Jesus’ whole life, suffused as it was with suffering, is redemptive. Jesus didn’t spend thirty-three years wasting time and hanging out until he could finally suffer and die. A few years ago in Perspectives, Calvin College religion professor, Thomas Thompson strikingly suggested that today’s typical Christian “embraces too glib a conception of Christ’s atoning sacrifice…Go to the cross; go directly to the cross; do not pass go; do not collect 200 disciples; do not have a life or ministry…With a greater emphasis on Christ’s life as itself a life-of-sacrifice, we can assay his death not so disjunctively—as the isolated moment of salvation—but in better continuity with his life as epitomizing his sacrifice and obedience to God the Father’s will.”

This week we focus on the end of Jesus’ life, events that are at the center of our faith. As I recite the creed, Pilate’s intrusive presence will remind me of the concrete particularity of Jesus’s suffering, during his whole life on earth, but especially at the end.

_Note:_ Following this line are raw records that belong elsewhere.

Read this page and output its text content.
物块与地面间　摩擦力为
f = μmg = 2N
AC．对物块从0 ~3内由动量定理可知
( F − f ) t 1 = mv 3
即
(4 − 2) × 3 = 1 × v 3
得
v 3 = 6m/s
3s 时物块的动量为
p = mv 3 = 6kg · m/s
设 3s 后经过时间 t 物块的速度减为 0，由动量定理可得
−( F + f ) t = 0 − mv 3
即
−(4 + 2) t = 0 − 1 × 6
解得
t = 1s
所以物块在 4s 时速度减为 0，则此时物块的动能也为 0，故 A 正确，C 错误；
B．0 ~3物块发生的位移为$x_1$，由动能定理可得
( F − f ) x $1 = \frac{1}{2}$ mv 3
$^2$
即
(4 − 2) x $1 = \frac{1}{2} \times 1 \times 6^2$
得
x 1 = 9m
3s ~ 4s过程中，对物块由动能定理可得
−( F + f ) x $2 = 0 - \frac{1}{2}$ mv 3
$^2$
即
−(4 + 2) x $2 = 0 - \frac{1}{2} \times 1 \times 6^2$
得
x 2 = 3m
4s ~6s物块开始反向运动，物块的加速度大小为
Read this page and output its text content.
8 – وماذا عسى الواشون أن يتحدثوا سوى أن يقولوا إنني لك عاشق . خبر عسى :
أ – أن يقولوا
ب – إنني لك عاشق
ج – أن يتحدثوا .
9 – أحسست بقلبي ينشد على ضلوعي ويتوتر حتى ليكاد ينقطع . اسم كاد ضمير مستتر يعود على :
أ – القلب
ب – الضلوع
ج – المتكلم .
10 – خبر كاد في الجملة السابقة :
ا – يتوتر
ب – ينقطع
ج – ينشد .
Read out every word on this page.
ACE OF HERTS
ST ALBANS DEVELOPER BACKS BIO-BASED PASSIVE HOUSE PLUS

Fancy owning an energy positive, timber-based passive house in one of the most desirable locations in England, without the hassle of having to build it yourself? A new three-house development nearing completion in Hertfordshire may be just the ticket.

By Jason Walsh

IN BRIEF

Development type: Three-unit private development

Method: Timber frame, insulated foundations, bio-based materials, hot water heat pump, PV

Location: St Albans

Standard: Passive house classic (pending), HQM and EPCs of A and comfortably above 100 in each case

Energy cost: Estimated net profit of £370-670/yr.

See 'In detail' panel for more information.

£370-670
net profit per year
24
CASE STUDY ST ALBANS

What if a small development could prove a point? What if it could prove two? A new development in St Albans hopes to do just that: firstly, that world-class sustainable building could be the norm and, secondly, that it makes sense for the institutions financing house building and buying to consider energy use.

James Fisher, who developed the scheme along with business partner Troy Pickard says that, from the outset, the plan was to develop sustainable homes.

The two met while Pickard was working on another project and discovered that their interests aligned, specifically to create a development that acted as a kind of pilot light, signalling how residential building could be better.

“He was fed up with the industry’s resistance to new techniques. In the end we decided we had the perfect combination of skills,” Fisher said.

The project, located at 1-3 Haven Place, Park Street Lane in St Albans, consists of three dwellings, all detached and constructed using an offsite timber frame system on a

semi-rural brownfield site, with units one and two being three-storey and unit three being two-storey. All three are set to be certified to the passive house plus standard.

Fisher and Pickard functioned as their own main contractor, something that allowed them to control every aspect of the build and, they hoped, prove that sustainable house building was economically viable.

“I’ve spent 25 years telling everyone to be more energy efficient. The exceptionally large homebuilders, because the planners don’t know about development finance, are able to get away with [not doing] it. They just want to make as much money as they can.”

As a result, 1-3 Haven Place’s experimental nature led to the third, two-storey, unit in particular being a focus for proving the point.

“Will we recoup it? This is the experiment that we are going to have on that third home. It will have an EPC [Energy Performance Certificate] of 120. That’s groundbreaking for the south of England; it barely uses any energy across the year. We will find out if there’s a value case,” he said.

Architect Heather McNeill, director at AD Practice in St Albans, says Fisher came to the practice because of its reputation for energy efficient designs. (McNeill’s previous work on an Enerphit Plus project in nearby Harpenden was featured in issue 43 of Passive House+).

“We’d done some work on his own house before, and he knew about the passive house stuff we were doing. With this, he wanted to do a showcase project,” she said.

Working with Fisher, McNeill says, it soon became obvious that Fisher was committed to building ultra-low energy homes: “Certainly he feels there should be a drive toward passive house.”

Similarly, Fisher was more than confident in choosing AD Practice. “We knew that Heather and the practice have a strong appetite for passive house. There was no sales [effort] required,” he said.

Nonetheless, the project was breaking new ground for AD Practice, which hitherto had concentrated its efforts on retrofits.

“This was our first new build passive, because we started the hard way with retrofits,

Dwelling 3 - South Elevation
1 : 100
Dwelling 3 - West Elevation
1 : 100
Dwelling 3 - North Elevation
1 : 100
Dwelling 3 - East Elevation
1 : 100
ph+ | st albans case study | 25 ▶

Steve Mathonnet-VanderWell

Steve Mathonnet-VanderWell and his wife, Sophie, are the pastors at the Second Reformed Church in Pella, Iowa. Steve has served on numerous Reformed Church commissions and task forces, and also edited the journal Perspectives for many years. Before coming to Iowa, he lived and served as a pastor in upstate New York. Sophie and he have two adult children. He holds a Ph.D. from Boston College in theological ethics.

2 Comments

  • Scott Hoezee says:

    I seriously like your punctuation suggestion!!

  • Jim Payton says:

    In the late 1970s, in my first pastorate, I read through Klaas Schilder’s trilogy on Christ as I completed preaching through the Gospel of Mark. Schilder’s first volume, “Christ Suffering,” helped me recognize the extent of his suffering during the course of his life, pre-trial and pre-crucifixion. It was all profoundly moving.